I am currently busy with least cost system identification developed by Michel Gevers. For this purpose, I started with the following paper: "Design of least costly identification experiments - The main philosophy accompanied by illustrative examples.". In this paper, I found an expression for the covariance matrix:
$P_\theta = \frac{\sigma_e}{N} (E(\psi(t,\theta_0) \psi(t,\theta_0)^T ))^{-1}$
This was applied to an example system:
$\mathcal{S}:y(t)=\frac{3.6z^{-1}}{1-0.7z^{-1}}u(t) + (1-0.9z^{-1}) e(t)$
In this system, e(t) is zero mean white noise with variance 1. It is now easy to find that the expression $E(\psi(t,\theta_0) \psi(t,\theta_0)^T )$ becomes:
$E(\psi(t,\theta_0) \psi(t,\theta_0)^T ) = E[(\frac{z}{(z-0.9)(z-0.7)}u)^2]+E[(\frac{z}{(z-0.9)^2}y)^2]+E[(\frac{3.6z}{(z-0.9)(z-0.7)^2}u)^2]$
My question is now on how to find the expected value of filter.

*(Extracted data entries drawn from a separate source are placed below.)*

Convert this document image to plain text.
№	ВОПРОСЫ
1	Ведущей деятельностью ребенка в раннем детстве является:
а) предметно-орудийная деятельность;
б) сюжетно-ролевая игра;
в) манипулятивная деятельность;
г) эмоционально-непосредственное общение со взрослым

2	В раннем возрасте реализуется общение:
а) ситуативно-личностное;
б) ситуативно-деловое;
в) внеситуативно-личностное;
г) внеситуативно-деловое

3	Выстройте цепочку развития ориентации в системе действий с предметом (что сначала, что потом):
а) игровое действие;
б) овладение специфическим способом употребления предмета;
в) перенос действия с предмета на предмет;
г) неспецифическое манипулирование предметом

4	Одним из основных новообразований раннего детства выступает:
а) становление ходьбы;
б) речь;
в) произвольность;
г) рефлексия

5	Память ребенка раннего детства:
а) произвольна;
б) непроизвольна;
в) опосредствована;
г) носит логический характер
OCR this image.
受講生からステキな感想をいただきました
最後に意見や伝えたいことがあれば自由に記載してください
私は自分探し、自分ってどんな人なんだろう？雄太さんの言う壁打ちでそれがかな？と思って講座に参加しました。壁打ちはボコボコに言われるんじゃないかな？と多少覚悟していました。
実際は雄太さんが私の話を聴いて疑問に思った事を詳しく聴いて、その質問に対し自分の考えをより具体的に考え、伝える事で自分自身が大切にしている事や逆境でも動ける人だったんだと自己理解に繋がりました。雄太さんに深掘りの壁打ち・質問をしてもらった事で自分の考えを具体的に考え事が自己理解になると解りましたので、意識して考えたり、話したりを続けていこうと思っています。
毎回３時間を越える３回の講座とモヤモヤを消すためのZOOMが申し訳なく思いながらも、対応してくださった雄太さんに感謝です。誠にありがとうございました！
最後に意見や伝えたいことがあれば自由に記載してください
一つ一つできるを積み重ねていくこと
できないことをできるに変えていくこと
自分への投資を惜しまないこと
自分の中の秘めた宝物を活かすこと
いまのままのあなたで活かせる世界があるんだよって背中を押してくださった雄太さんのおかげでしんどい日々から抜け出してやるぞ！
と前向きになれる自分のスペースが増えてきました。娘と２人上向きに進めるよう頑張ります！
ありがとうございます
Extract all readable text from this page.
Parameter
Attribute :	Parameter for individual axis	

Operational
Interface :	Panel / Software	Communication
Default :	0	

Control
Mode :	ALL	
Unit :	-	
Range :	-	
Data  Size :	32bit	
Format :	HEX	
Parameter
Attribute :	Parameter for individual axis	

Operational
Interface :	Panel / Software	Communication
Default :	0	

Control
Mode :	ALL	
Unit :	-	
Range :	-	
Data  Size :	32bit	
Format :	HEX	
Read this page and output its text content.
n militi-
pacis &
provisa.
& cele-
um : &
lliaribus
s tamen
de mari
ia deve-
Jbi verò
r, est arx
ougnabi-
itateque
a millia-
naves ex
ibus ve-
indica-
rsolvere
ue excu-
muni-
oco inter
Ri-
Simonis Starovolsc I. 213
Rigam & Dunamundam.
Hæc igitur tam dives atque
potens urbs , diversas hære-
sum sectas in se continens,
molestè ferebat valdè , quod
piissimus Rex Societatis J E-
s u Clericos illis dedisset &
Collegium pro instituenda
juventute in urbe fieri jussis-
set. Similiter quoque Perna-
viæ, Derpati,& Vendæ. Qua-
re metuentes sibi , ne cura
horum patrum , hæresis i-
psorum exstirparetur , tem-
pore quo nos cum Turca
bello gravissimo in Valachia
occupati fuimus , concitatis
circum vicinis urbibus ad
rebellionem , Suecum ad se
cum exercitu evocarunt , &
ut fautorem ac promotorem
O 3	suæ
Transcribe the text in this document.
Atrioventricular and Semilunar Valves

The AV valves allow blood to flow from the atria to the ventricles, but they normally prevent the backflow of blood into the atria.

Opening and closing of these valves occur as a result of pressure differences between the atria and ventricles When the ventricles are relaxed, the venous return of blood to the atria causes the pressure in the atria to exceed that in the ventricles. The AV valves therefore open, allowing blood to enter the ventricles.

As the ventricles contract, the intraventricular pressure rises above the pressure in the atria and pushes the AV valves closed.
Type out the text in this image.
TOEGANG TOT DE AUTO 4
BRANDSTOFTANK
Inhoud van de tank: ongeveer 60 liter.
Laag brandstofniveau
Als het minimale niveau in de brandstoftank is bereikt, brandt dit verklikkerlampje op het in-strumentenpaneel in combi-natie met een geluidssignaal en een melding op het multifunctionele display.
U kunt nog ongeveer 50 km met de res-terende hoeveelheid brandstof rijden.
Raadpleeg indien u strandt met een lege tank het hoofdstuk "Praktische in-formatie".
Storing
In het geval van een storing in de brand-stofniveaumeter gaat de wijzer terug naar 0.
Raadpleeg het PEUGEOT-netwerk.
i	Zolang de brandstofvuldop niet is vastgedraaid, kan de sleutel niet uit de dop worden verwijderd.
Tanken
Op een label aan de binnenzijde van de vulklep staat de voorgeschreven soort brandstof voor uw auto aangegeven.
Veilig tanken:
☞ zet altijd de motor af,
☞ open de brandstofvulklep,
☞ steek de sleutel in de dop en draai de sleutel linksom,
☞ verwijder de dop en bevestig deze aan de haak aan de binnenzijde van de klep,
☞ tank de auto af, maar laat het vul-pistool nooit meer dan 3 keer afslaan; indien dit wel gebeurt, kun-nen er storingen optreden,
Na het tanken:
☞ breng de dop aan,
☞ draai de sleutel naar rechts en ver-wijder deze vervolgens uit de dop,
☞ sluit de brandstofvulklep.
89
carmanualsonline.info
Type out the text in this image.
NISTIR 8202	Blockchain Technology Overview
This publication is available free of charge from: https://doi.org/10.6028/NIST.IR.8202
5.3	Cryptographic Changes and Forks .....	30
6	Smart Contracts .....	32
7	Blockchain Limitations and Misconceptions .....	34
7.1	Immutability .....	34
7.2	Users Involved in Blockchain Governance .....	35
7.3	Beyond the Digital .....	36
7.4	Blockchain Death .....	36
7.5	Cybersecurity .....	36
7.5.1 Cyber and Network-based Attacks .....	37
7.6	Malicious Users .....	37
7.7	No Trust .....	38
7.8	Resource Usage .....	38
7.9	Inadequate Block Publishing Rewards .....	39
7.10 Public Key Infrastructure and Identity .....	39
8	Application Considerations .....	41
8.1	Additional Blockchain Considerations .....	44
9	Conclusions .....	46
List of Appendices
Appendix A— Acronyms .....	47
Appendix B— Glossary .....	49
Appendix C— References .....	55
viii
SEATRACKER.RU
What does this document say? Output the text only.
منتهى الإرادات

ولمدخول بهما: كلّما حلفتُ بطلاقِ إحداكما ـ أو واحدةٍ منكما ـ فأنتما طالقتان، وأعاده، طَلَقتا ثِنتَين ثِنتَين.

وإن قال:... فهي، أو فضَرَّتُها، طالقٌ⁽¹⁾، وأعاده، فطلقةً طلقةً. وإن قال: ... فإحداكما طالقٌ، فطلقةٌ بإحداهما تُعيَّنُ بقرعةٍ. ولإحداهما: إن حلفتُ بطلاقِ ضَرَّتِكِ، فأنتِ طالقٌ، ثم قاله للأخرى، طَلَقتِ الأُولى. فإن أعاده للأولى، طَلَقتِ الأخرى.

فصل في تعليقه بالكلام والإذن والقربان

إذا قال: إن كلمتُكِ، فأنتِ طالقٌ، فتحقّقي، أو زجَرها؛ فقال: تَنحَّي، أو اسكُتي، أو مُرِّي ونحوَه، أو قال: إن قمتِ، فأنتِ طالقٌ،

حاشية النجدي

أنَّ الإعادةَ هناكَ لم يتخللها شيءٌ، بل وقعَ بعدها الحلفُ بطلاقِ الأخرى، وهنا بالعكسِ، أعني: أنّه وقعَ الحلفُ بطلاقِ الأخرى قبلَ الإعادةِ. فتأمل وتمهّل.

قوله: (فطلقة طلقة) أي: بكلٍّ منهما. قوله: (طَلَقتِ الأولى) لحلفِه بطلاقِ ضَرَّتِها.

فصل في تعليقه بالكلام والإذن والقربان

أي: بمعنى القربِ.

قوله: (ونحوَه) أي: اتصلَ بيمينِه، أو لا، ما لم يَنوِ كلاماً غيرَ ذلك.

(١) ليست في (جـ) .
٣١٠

Let's take the first expression for example $E[(\frac{z}{(z-0.9)(z-0.7)}u)^2]$. Let's suppose that the input is a zero-mean white noise signal with variance one. Then in this case, I think that the earlier expression should boil down to the following:
$E[(\frac{z}{(z-0.9)(z-0.7)}u)^2] = \mu_F \cdot E[u^2]= \mu_F \cdot 1 = \mu_F$, where $\mu_F$ is the mean of the filter. Is this thinking correct? Does this also apply when I have a single sinusoid for example?